Making barren places fruitful with kindness

When we consider that Helen Keller was blind and deaf, her words on how to make the most of life are reminders to  all of us  to look beyond the difficulties that come our way each day. Her focus was on what she could do for others and on not what the thoughts in her mind or others’ minds said she could not do.

Join the great company of those who make the barren places of life fruitful with kindness.  Your success and happiness lie within you.  External conditions are the accidents of life, its outer wrappings.  The great, enduring realities are love and service.  Joy is the holy fire that keeps our purpose warm and our intelligence aglow.  Resolve to keep happy, and your joy and you shall form an invincible host against difficulty.

Helen Keller

Little acts of kindness

Life is so difficult, how can we be anything but kind?
Sylvia Boornstein, Happiness is an Inside Job

Each day there are innumerable moments when we have the possibility to be kind or helpful to one another. We can choose not to. However, it seems to me that much of life is made up of innumerable little occasions like this.

We can wait around to do something big with our life. Or we can do the little things that are presented each day.

The purpose of human life, why we survive, why we live, is to  give happiness to [others]. Even if we cannot do everything now,  just to stop one problem of another person is worthwhile.
Lama Thubten Zopa Rinpoche

Stillness of the heron

Judith sent me this beautiful poem, by a Canadian poet. Again, the action of a heron – this time its almost “monastic” stillness – confronts the poet and prompts reflections on how some moments contain everything:

A hunched grey shape
framed by leaves
with lake water behind
standing on our
little point of land
like a small monk
in a green monastery
meditating

almost sculpture
except that it’s alive
brooding immobile permanent
for half an hour
a blue heron
and it occurs to me
that if I were to die at this moment
that picture would accompany me
wherever I am going
for part of the way

Al Purdy, The last picture in the world

The first snow

Last night the first snow of this winter fell, and this morning awoke cold and grey. Just ten days ago we were having unusually warm and sunny autumn. The change feels sudden and even though it was clear that winter was on its way, it can leave us feeling surprised. Frequently things that happen outside of us have an impact on how we view life and the weather is no exception. In this way it becomes an interesting teacher and metaphor for us. We can learn about our mind seeing how it responds to something new. The most important thing is not the weather but to see that the change is mostly inside us and not in the world around us. Things, like the weather, are a given; happiness – or unhappiness – comes from our response to that given.

One thing that strikes me is that sudden change is not unusual and is frequent in nature. However, we tend to see it as an interruption and try and hold on to things remaining the same. We seem to instinctively be always plotting  to make some moments last forever.  The weather teaches us that no matter how much we wish or try to control things, tomorrow may not look the same as today. Some things will change or end. People move away; relationships end; airports are closed. We can work with these events when they happen. But for the moment all we have is today. We try and make  living well, each moment,  our focus.

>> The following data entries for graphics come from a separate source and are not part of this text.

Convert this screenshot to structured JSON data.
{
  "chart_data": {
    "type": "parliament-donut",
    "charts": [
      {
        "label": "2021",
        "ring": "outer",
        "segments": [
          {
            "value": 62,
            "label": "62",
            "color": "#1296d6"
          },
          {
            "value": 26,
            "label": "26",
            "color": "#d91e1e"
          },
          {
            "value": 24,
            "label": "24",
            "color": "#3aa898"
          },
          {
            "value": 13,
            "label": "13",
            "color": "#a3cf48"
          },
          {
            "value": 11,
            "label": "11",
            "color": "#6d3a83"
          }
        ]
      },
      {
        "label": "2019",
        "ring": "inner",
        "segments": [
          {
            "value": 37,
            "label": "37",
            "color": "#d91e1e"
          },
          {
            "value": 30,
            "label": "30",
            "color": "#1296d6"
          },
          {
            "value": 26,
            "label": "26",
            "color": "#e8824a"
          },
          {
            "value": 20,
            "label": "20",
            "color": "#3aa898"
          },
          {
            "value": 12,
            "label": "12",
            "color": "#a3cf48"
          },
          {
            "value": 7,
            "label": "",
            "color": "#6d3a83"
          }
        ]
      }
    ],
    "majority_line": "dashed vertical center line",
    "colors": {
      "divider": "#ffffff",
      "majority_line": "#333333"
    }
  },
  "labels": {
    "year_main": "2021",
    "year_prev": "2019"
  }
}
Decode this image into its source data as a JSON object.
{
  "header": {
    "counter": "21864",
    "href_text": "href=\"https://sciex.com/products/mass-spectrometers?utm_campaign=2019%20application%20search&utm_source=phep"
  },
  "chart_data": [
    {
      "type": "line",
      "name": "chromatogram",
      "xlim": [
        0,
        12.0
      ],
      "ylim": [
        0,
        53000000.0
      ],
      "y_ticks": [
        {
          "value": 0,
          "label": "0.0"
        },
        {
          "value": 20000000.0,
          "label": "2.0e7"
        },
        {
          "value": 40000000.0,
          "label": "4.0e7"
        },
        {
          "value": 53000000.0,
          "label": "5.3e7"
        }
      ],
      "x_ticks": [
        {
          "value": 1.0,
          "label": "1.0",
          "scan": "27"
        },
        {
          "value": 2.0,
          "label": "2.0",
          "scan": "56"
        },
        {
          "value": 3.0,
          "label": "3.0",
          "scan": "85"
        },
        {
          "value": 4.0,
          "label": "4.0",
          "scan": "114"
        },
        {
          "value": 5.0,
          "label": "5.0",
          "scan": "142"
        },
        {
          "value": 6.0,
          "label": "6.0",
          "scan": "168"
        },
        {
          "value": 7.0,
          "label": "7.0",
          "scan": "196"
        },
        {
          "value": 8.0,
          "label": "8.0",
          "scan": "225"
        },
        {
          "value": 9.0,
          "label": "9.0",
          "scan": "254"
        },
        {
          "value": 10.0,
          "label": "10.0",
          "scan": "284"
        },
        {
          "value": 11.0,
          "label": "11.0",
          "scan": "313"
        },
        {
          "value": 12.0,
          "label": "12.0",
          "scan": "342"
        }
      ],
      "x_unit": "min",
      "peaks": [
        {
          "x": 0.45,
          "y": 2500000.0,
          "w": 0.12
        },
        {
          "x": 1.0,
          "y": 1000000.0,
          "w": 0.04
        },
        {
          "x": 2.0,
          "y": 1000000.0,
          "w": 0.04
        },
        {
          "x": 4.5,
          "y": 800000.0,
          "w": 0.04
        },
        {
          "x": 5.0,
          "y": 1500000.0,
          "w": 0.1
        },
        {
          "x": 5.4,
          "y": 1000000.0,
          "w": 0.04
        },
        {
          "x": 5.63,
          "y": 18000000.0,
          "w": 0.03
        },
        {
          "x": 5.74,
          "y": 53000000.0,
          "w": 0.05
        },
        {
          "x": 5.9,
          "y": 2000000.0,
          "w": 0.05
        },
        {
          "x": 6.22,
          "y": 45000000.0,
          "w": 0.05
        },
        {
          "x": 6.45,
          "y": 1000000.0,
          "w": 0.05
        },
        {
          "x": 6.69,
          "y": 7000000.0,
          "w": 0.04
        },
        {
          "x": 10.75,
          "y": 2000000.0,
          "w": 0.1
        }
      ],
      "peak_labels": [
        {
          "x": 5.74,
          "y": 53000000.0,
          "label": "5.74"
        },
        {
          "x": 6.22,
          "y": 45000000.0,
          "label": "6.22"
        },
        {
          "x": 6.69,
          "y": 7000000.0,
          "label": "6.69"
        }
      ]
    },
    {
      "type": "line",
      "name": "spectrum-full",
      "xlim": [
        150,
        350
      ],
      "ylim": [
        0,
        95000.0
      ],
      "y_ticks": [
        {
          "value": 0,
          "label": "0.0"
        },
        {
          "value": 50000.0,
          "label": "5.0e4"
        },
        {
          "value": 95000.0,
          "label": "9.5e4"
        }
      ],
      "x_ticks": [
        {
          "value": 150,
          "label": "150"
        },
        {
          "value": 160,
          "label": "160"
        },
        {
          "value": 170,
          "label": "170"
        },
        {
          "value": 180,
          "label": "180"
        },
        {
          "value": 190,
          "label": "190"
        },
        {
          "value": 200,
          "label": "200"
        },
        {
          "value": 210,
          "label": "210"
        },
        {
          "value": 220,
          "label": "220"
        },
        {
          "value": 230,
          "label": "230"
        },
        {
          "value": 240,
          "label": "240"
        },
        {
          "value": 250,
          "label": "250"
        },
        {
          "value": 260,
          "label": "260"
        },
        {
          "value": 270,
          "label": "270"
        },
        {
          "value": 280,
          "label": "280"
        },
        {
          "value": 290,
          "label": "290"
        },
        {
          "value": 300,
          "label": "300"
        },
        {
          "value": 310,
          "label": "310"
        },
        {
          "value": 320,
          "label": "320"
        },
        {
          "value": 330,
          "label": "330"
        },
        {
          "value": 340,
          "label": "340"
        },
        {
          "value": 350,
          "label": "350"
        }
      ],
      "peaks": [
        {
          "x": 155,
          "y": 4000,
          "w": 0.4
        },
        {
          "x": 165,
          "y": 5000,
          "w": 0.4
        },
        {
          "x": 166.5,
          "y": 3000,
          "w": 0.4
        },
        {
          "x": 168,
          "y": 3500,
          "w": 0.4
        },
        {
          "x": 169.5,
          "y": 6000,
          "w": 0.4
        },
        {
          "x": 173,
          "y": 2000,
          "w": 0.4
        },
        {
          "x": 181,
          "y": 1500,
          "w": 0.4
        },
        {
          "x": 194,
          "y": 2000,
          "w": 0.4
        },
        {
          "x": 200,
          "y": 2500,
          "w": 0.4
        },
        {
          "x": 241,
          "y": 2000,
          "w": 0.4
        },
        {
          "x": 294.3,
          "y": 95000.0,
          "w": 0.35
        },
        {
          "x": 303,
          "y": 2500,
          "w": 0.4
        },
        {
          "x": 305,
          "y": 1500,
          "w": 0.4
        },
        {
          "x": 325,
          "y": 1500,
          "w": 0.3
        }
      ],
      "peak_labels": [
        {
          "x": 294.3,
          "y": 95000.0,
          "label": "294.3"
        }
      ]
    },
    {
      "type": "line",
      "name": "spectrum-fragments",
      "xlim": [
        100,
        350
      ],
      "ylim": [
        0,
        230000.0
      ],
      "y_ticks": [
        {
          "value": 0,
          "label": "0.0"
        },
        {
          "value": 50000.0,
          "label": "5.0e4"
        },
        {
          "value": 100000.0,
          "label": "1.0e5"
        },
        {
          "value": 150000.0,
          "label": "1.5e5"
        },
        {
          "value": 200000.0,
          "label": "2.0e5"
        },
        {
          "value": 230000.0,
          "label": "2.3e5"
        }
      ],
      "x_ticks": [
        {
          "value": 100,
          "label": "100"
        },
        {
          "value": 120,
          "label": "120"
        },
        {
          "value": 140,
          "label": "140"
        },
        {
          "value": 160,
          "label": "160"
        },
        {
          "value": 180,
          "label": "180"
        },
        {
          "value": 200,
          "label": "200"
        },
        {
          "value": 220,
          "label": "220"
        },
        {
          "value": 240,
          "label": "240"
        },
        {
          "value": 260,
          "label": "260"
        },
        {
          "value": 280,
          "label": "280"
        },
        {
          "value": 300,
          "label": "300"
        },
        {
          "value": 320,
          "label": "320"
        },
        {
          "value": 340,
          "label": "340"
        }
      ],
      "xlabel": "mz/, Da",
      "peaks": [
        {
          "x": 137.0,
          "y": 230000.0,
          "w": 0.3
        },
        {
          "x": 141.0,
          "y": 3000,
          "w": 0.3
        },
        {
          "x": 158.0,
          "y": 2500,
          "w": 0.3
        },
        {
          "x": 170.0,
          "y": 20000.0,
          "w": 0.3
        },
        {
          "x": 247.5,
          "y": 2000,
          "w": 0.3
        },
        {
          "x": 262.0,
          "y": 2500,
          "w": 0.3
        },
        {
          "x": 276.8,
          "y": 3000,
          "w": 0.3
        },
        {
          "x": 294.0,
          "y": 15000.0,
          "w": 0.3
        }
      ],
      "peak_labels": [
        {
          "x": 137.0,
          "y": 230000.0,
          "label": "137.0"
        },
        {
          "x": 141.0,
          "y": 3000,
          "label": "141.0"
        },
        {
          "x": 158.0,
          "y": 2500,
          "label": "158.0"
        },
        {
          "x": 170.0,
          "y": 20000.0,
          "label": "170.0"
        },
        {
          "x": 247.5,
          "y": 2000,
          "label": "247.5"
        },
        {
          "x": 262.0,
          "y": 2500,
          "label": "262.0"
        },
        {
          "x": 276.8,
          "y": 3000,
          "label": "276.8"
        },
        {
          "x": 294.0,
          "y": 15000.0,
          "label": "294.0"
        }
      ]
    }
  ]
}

The second thing that strikes me is that our moods can change as suddenly as the weather does. Sometimes our days can seem dark and bleak and cold. And that can seem very bad to us. However, maybe some low moods can be just natural changes or periods of calm. Maybe our psyche or soul has need of some rest, for its own good reasons. It may not always be a problem that needs to be fixed but rather a period of growth that has its own lessons. Just as the seeds are growing under the snow-covered soil this morning, things are coming to birth whether we notice it or not. Our instinct and modern society tells us to move away from low periods and that life is equated with movement. Nature reminds us that life is not always obvious growth, and does not always have to be bright. There is a time to be patient as we wait for new life to blossom forth.

One sees clearly only with the heart

It may be that when we no longer know what to do,

we have come to our real work

and when we no longer know which way to go

we have begun our real journey.

Wendell Berry

Challenges

A full life is not made up of an uninterrupted succession of pleasant sensations
but really comes from transforming the way we understand and work through the challenges of our existence.